I don't think a database field is necessary. In fact, it seems like a waste. A simple pointer to memory that stores the string would suffice. Or it could be stored in a flat file like /etc/version. Or you could do both like linux does and have a flat file /proc/version which is really just a simple pointer to memory.

Then if you need the version do something like:

VERSION=`cat /etc/version`

where VERSION is a variable that needs no further declaration. Granted CL doesn't have such handy things but that is CL's fault. Or you could (should) add support for pointers to CL (since it is an ILE language) and construct something like:

DCL  VAR(&VERSION) TYPE(*POINTER) VALUE(ptr_version)

In this case ptr_version would be a system API that returns a pointer to the string in memory that contains the VRM.

Neither case requires knowing the length of the string and could support a string of any length. The first case can be achieved today if you use the shell instead of CL.

The fun part would be now adding an offset field to any api data
structures to support changing this field to variable length.

This is the part I'm interested in.

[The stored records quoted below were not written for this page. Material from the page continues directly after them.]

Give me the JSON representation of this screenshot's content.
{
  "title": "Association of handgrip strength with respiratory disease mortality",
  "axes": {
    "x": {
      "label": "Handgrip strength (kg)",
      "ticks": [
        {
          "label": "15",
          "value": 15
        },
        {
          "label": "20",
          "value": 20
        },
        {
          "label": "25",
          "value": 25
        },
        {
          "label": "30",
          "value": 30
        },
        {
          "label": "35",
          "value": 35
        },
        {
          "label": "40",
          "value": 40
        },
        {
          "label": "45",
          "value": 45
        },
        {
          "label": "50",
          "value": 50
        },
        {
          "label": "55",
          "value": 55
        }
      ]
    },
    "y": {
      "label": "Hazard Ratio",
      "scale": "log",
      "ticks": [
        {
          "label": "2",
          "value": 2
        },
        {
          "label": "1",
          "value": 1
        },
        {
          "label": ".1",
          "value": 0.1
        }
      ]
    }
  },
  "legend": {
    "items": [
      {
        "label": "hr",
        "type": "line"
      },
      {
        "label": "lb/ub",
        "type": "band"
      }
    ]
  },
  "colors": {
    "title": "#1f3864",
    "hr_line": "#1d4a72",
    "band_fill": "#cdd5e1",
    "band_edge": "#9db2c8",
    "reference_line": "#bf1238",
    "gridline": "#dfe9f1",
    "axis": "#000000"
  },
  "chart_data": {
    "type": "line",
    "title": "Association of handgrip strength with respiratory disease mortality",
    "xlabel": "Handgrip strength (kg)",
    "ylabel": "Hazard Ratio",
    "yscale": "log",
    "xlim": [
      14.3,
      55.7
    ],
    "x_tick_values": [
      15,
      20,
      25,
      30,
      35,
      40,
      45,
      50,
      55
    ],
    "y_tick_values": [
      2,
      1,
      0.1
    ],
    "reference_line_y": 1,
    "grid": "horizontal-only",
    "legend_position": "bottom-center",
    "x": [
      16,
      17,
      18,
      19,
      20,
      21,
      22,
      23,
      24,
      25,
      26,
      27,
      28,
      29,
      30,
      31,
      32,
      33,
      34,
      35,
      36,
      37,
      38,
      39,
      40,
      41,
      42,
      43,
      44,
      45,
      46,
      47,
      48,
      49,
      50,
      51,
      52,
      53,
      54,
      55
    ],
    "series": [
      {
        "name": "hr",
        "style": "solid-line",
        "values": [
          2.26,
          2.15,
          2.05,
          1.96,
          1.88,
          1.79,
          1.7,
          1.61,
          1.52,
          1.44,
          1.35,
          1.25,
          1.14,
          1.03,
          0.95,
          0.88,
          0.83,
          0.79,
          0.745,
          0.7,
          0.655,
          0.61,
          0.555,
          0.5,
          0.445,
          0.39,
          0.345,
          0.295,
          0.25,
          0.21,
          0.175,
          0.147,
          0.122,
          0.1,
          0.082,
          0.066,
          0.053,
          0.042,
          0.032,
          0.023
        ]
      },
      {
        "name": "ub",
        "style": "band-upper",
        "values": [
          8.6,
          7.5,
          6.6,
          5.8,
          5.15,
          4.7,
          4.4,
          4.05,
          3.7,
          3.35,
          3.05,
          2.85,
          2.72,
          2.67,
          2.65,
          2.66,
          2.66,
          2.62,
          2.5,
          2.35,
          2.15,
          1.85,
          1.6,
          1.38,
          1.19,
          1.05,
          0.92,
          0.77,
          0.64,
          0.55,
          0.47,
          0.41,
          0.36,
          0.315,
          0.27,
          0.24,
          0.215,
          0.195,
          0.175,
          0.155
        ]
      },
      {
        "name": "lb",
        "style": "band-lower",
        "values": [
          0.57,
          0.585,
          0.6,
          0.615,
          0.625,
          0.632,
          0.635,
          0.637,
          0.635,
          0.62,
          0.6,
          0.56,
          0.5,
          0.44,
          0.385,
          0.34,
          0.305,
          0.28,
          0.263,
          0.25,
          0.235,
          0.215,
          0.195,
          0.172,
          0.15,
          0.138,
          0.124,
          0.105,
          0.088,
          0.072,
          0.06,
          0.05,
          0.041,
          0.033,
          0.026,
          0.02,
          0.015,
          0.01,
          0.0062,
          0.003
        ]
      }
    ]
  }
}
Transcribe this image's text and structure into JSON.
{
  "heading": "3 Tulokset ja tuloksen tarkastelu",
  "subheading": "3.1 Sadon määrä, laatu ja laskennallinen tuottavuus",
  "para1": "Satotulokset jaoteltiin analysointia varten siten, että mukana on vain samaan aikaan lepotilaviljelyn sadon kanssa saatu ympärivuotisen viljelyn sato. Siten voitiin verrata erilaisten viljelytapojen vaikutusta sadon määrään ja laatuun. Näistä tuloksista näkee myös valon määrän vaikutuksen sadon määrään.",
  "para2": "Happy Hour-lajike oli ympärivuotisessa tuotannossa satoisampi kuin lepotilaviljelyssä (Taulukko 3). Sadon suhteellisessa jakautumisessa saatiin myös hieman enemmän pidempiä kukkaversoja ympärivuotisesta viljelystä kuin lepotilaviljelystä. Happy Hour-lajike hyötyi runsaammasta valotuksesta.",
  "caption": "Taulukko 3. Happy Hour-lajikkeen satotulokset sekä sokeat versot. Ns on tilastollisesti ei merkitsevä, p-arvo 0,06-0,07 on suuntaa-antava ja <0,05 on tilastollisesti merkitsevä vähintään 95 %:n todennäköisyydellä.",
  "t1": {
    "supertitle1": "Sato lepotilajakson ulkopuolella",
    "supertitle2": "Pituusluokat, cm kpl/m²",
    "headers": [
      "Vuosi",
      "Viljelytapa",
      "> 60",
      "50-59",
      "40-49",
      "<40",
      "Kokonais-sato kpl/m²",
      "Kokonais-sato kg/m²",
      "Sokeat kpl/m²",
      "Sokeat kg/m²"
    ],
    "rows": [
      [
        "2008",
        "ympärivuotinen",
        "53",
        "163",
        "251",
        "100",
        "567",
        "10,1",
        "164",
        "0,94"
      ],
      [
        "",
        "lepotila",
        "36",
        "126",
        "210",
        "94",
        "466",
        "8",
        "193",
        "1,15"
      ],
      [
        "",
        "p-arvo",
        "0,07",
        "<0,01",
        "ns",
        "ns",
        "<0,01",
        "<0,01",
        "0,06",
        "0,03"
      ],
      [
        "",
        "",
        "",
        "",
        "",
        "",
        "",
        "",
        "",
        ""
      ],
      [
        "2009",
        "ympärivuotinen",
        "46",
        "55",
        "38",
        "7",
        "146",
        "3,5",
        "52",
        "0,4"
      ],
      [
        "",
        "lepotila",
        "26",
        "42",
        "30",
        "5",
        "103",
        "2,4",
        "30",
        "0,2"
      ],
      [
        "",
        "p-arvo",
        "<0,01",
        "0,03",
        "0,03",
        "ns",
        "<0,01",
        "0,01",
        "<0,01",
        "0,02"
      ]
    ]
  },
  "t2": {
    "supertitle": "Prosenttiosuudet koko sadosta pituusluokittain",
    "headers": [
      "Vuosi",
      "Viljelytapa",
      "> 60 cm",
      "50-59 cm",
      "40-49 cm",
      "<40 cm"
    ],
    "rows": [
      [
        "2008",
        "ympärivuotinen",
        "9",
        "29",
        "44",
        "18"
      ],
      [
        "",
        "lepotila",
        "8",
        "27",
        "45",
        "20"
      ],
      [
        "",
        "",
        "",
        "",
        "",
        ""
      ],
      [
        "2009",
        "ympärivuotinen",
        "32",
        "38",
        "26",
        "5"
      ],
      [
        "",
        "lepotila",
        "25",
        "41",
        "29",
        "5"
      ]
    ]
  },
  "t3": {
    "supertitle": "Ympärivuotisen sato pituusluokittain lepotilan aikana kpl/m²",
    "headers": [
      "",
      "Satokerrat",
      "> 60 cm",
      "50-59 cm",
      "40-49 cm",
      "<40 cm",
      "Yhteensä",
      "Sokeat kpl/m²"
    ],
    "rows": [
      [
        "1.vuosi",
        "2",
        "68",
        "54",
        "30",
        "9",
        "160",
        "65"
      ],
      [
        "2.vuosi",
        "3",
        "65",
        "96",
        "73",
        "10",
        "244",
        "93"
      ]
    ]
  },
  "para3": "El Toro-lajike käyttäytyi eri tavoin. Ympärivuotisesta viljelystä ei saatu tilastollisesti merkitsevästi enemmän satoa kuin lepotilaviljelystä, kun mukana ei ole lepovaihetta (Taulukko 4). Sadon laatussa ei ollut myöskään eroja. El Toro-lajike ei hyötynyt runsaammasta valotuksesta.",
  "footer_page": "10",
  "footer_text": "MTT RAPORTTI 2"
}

What system APIs require passing the VRM?


James Rich wrote:

Why use fixed lengths at all?  Make the VRM be a "string" that can be any
length.  Heck, in linux you can even add your own custom tag to the "VRM"
(i.e. something like 2.6.9-we_did_this) and all the tools handle it just
fine.  Why couldn't the iSeries do something similar?

James Rich

It's not the software that's free; it's you.